BBC NEWS: Job losses over eBay ‘addiction’

A council in south Wales has fired nine of its staff for spending “up to two hours per day” on eBay. The council has a policy of allowing their staff access to the Internet, but insist that they use it in their own time - which presumably means breaks - not in council time.

The really extraordinary thing about this is that the welfare officer for Unison, the public service union, alleged that “temption was put in their way” by the management by allowing them Internet access! Perhaps he is suggesting that workers should not be allowed it, then? If a worker is using his paid work time to do personal shopping, he is an irresponsible person who is effectively stealing from his employer and ought to be fired; the whole workforce should not be punished by having their access removed in the name of removing “temptation”, as this guy is suggesting.

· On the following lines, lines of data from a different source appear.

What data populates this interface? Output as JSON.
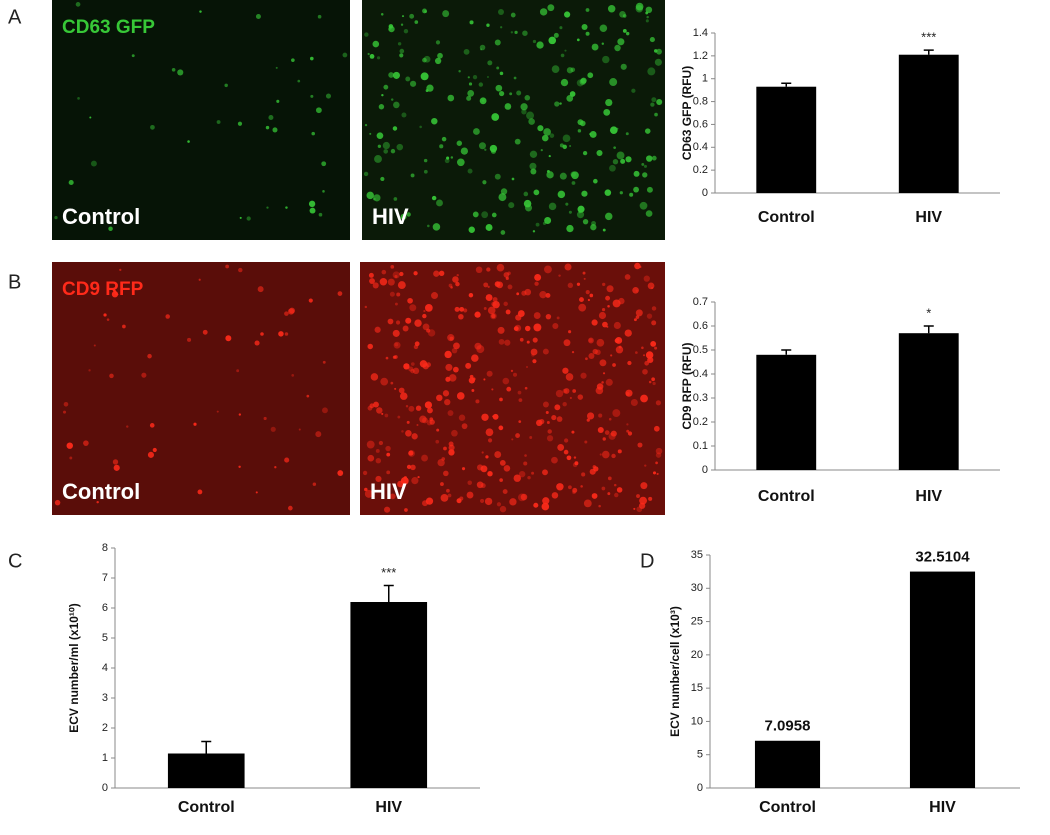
{
  "images": [
    {
      "panel": "A",
      "stain": "CD63 GFP",
      "captions": [
        "Control",
        "HIV"
      ],
      "color": "#37c837"
    },
    {
      "panel": "B",
      "stain": "CD9 RFP",
      "captions": [
        "Control",
        "HIV"
      ],
      "color": "#ff2a1a"
    }
  ],
  "chart_data": [
    {
      "type": "bar",
      "y_label": "CD63 GFP (RFU)",
      "categories": [
        "Control",
        "HIV"
      ],
      "values": [
        0.93,
        1.21
      ],
      "errors": [
        0.03,
        0.04
      ],
      "significance_labels": [
        null,
        "***"
      ],
      "color": "#000000",
      "ylim": [
        0,
        1.4
      ],
      "yticks": [
        0,
        0.2,
        0.4,
        0.6,
        0.8,
        1,
        1.2,
        1.4
      ]
    },
    {
      "type": "bar",
      "y_label": "CD9 RFP (RFU)",
      "categories": [
        "Control",
        "HIV"
      ],
      "values": [
        0.48,
        0.57
      ],
      "errors": [
        0.02,
        0.03
      ],
      "significance_labels": [
        null,
        "*"
      ],
      "color": "#000000",
      "ylim": [
        0,
        0.7
      ],
      "yticks": [
        0,
        0.1,
        0.2,
        0.3,
        0.4,
        0.5,
        0.6,
        0.7
      ]
    },
    {
      "type": "bar",
      "panel": "C",
      "y_label": "ECV number/ml (x10¹⁰)",
      "categories": [
        "Control",
        "HIV"
      ],
      "values": [
        1.15,
        6.2
      ],
      "errors": [
        0.4,
        0.55
      ],
      "significance_labels": [
        null,
        "***"
      ],
      "color": "#000000",
      "ylim": [
        0,
        8
      ],
      "yticks": [
        0,
        1,
        2,
        3,
        4,
        5,
        6,
        7,
        8
      ]
    },
    {
      "type": "bar",
      "panel": "D",
      "y_label": "ECV number/cell (x10³)",
      "categories": [
        "Control",
        "HIV"
      ],
      "values": [
        7.0958,
        32.5104
      ],
      "value_labels": [
        "7.0958",
        "32.5104"
      ],
      "color": "#000000",
      "ylim": [
        0,
        35
      ],
      "yticks": [
        0,
        5,
        10,
        15,
        20,
        25,
        30,
        35
      ]
    }
  ]
}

In my opinion, there’s nothing wrong with having a news page open and glancing at it, or refreshing it, every so often, as long as you actually get the work done. Anyone who suggests that workers should be treated like children and have this “temptation” taken away from them really shouldn’t be speaking for their union.

Possibly Related Posts:

  • Heh. I’d just posted a browser addon which blocks sites for you according to time periods that you set. It’s extreme to completely revoke access from employees. At the same time an employee should be responsible enough to take action when he recognises an unethical addiction on his part. Besides the addon, there’re other ways he can keep himself in check. Like having a colleague check up on him. Mine always gives a shoutout when she notices absolute silence from my cubicle. Like “Oi, did you fall asleep!” Except she doesn’t say oi, and I wasn’t asleep.

  • From a company’s point of view, its not just excessive time spent on the internet by employees, there’s also the problem of bandwidth being saturated when employees browse sites like YouTube. My company has software that blocks access to restricted sites like YouTube and even web-based email sites throughout the day except for a two-hour spell during lunch.